Because of the increased hemodynamic stress associated with labour, it has been recommended that induction of labour or scheduled cesarean section be delayed, if possible, for at least two to three weeks after an acute MI. However, there are no clinical trials that have prospectively evaluated the optimal timing of surgical procedures or labor and delivery after an acute (one to seven days) or recent (7 to 30 days) MI, especially in the current era of cardiac therapies and modern anesthesia.

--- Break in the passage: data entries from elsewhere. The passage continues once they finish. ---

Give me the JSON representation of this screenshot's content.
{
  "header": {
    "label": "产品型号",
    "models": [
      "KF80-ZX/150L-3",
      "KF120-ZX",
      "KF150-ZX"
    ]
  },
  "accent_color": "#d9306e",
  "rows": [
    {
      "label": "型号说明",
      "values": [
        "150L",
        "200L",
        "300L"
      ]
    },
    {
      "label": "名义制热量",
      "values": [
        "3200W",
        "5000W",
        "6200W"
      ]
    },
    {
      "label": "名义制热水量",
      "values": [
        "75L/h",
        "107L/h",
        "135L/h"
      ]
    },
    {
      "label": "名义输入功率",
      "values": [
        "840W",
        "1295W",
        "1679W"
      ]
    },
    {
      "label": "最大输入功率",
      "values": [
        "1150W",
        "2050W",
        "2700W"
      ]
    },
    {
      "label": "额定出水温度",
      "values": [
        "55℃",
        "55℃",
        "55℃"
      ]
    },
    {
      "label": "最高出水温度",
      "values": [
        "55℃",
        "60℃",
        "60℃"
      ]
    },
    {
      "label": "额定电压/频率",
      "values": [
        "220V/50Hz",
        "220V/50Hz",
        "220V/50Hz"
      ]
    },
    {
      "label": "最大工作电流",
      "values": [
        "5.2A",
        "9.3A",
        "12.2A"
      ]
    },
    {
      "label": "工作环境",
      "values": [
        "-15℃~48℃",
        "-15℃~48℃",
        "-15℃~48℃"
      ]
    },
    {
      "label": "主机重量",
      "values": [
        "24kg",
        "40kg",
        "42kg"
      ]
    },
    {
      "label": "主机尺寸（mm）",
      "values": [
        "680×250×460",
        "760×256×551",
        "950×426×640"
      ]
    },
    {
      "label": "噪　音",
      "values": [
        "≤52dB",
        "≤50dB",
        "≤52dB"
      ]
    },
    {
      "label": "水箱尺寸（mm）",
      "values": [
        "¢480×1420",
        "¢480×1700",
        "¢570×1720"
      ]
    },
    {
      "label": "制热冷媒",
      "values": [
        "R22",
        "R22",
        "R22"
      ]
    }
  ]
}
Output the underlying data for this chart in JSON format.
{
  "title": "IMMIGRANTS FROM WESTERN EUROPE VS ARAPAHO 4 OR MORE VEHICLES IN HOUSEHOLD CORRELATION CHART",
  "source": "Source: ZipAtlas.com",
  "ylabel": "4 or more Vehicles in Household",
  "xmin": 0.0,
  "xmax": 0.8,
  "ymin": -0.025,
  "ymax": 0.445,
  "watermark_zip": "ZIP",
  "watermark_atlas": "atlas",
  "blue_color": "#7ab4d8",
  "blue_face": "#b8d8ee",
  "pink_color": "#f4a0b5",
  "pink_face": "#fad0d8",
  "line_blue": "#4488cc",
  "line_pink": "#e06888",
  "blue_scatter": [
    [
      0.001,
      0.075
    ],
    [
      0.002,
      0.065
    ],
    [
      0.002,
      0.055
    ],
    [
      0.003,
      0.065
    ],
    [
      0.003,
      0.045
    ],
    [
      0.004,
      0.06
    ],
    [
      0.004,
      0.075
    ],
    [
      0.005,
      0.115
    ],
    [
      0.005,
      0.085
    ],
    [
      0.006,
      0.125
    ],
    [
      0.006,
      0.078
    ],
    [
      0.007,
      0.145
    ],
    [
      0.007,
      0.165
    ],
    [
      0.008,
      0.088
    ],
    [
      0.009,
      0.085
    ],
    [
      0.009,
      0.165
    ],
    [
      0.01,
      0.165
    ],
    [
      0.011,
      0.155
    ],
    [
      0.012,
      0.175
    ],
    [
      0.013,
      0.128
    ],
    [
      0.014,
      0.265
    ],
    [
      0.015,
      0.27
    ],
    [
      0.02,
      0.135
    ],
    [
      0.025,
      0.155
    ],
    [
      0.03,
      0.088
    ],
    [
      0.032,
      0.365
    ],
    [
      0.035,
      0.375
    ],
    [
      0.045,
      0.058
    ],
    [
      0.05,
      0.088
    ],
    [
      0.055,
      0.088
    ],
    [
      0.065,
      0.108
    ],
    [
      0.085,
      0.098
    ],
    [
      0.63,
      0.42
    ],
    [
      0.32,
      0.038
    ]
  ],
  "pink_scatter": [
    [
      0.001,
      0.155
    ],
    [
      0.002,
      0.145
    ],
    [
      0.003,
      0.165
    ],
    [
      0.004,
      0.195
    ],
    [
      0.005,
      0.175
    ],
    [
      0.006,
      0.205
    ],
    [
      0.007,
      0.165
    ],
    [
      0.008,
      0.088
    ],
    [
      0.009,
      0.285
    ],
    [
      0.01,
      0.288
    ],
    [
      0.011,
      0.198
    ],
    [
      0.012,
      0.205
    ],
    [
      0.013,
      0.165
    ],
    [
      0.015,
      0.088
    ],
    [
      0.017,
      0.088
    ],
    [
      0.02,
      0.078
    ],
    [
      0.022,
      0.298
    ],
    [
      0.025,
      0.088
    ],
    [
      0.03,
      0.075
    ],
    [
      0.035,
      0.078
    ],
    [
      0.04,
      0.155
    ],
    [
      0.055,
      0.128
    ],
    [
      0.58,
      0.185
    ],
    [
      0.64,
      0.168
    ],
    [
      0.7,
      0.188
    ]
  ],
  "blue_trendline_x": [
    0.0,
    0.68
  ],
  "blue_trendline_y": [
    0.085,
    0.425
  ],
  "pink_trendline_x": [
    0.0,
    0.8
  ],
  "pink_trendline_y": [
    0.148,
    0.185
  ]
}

The need for maternal monitoring at the time of labour and delivery is dictated by the women’s clinical status, the absence/presence of CAD symptoms, and the degree of ventricular dysfunction.


Post Partum Care

The immediate post partum period is associated with a large hemodynamic load on the heart because of enhanced venous return with relief of caval compression and additional blood into the systemic circulation from the contracting emptied uterus. Women with underlying CAD may be at higher risk for AMI during this period because of increased myocardial oxygen demand and the prothrombotic milieu.

The hemodynamic changes of pregnancy may take up to six months to normalize. Women should be seen early after pregnancy (usually within 6-8 weeks). The frequency of additional follow up visits should be dictated by the clinical status of the women.